Education // 03.16.2015

Young Immigrant Women Community Forum

Article by Abena

Being an immigrant to a new city or town in Canada has major challenges- language barriers difficulties getting jobs due to credentials not being accepted dealing with moral values that are completely on a different spectrum than yours and so on.

On Saturday March 7th  , to align with International Women’s Day on March 8th, a group called the Young Immigrant Women Halifax held a community forum to share their challenges since moving to Nova Scotia, Canada, how they are overcoming barriers to societal inclusion, education, and employment, and to share the benefits they’ve experienced in being part of their group.

The Young Immigrant Women’s leadership Project began two years ago through funding from Nova Scotia Advisory Council on the Status of Women  and has been delivered through Immigrant Services Association of Nova Scotia. The group consisted of 15 women between ages 18-25 who have been in Canada for between 2 to ten years. They come from many countries including the African countries of Eritrea, Togo, and Egypt as well as from  Nepal, Palestine, Columbia,  and Uzbekistan.  Many arrived as refugees.

Group members presenting video on personal impact of being Part of Young Immigrant Women Halifax

Group members presenting video on personal impact of being Part of Young Immigrant Women Halifax

The main objectives behind the creation of the  Young Immigrant Women Leadership group were to:

  • Recognize the strengths of young immigrant women
  • Develop group and individual leadership skills to challenge social barriers and build a support system for young immigrant women.

As part of this two year project they participated in 14 Leadership training sessions some of which included;  My Leadership Potential: What is a Leader? ,Communication and Problem-Solving, Cultural Competence, Exploring my Community, and a Pre-Employment Workshop.

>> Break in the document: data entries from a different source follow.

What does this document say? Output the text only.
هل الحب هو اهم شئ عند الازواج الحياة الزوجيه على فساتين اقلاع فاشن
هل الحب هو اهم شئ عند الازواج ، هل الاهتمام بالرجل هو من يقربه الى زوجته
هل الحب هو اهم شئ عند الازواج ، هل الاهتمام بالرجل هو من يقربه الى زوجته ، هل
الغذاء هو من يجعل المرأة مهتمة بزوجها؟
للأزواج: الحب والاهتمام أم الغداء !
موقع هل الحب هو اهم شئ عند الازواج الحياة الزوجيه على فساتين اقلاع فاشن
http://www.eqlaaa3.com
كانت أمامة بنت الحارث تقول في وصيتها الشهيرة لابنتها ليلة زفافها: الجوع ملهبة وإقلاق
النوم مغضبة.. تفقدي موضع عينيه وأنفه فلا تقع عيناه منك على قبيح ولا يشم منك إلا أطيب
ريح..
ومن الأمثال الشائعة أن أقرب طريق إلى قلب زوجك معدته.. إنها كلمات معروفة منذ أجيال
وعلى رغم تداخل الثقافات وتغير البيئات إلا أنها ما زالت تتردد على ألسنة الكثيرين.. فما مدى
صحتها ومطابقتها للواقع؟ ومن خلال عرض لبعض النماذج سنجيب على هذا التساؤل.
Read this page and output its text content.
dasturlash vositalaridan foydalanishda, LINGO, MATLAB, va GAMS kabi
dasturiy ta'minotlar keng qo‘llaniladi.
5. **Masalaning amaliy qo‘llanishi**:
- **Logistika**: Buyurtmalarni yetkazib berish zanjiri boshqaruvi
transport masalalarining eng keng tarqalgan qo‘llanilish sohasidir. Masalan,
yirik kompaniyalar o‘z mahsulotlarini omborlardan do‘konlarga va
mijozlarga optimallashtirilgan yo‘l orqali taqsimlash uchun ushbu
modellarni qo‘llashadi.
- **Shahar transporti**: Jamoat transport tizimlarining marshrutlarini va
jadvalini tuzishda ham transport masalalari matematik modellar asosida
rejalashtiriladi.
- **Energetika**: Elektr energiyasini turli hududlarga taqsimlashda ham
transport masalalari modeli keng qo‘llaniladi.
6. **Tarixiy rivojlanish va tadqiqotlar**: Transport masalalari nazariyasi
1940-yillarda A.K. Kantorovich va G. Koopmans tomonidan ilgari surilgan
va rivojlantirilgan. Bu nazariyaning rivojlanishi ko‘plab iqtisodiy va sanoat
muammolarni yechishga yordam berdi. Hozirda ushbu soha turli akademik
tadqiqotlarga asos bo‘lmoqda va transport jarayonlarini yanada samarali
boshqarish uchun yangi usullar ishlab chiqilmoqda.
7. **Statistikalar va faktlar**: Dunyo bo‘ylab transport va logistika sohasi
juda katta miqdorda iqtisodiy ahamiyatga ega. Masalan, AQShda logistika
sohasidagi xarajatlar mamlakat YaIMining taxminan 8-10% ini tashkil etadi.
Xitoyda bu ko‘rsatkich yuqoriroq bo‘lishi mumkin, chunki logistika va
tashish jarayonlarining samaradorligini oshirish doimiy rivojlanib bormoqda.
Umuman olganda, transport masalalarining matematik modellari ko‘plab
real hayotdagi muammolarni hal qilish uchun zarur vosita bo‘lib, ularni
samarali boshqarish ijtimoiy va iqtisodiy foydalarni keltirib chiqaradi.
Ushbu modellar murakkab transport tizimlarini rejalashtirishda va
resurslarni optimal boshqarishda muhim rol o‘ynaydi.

The young women also had been meeting just about once a week to offer fun and ski-building sessions to other young women in the form of potlucks, self-defense classes, make-up tutorials and African dancing.

Though some of the young women were very soft-spoken and overcoming nervousness of public speaking, others spoke with boldness, confidence and humour.  Whether soft-spoken or outgoing, all spoke about the group with sincerity about their experiences and the importance of the group.

Here are some of the personal benefits of belonging to Young Immigrant Women Halifax  that they shared:

–          It has been a space for women to come in and open up their struggles

–          Have became more comfortable with public speaking

–          Attended a conference in Toronto and met new people

–          Have earned about diverse cultures

–          “ I have gained a family. we’ve built a connection with one another that is unbreakable”

Panel discussion

Zahra and Odette on the panel

Three of the most outstanding challenges brought forward that these young women face were 1) Being responsible for childcare in addition to attending high school; 2) Being responsible for translation and decision-making for parents who spoke no English and had no social systems  and 3) having to provide for the families financially. As Odette Gbeve from Togo shared, many of these girls were expected to hand over the money made from working part-time at fast food restaurants or retail jobs to support household needs.  “If your parents don’t speak English, they don’t work then you are going to take a ot of responsibility even with school attached to it. [Parents will say] ‘Oh you’re making money. You’re the only person working in this family you should support us.’”  She and the others who spoke emphasized the importance of this group in providing understanding – eg no one was judged or asked to repeat themselves if they spoke little English or had a different accent- a sense of community and support and practical tips and advice for life.

Some solutions to some of the challenges spoken of that the young women and community members came up with were:

  • Have buddies in school- a peer in their school around similar age to help understand cultural difference and practical navigation,
  • Make more public funding opportunities for university more accessible and public- many women expressed frustration at receiving little, none, or mis-guidance from guidance counselors in high school about what courses to take to get into specific university programs.
  • Ongoing advise from advisory committee- still trying to acquire sis “we may have the idea but we may not know how to go about it”  Odette expressed
  • Get more mentors to help with employment decisions education social and cultural adaptation

The girls also spoke of a need for more mentors. Several of those present at the meeting offered to help.   A female city counselors who said that they are looking at creating a  multicultural advisory committee for integration within city council and expressed the  importance of having a young immigrant woman representative. The project formally ends at the end of March 2015 but the young women pan to continue their work and hope to see it expand in the next year.